Kristen tapped her finger against her lips.

“Just as long as it takes for her to get a handle on how things work for your kind. Come on, Kristen. We both know Madeline’s loyalties tend toward the Fallen. I don’t know the others well enough to trust them with something this important to me. You’re the only one I trust.”

She sighed dramatically, but a glint of satisfaction found its way to her eyes.

Gabriel slid around her, standing, his head dipped in apology. “Maybe you’re right. I was wrong to think you’d be up to the challenge, what with all your Bronx minions to keep watch over.” It was all he could do to keep the smirk off his lips. Twisting the babysitting comment against her had her face nearly purple. “I know how much you hate doing things out of the kindness of your heart….” He trailed off, waiting.

“It’s not that I don’t like to. It’s just there’s not much kindness in there. I save it for special occasions.” She dropped her foot over one of the armrests, letting it swing for a moment. “And what if the Fallen figure out she’s with Az? If they come after her here—”

“Luke doesn’t know she’s going to be a Sider.
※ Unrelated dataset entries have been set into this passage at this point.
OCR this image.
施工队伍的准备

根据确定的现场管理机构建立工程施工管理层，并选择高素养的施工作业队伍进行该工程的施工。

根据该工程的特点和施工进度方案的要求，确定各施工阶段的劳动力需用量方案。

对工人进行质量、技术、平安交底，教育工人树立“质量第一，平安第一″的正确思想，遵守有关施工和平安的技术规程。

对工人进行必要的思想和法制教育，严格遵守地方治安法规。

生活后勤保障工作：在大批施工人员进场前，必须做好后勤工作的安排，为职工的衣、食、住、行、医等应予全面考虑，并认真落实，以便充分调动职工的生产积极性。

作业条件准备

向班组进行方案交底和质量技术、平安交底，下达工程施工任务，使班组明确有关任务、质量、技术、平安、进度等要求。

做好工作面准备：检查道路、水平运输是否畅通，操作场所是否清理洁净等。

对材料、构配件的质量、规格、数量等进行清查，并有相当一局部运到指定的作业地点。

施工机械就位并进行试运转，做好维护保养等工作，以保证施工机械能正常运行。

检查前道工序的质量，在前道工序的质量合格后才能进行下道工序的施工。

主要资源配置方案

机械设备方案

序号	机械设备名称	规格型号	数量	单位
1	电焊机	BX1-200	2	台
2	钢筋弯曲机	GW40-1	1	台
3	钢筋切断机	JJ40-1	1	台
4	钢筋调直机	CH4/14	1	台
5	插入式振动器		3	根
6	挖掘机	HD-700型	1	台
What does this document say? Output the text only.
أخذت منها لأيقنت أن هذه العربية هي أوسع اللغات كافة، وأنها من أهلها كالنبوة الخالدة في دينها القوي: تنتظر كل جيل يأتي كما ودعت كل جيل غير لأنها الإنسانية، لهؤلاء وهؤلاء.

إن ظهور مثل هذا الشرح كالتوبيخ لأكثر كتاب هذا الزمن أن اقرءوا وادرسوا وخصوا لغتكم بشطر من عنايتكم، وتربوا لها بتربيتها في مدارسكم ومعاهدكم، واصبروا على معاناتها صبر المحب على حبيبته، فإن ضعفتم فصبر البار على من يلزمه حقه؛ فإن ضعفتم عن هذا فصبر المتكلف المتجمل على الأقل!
Hopefully, he never will. Right now, he’s looking for a mortal, but Eden won’t be one much longer.”

Kristen dropped her head back, staring at the ceiling. “This would be such an inconvenience.”

Gabriel held his breath.

Finally she lifted her head. “Well then, I suppose we have quite a bit of work ahead of us.” She smiled at his confusion. “Special occasions require a party.”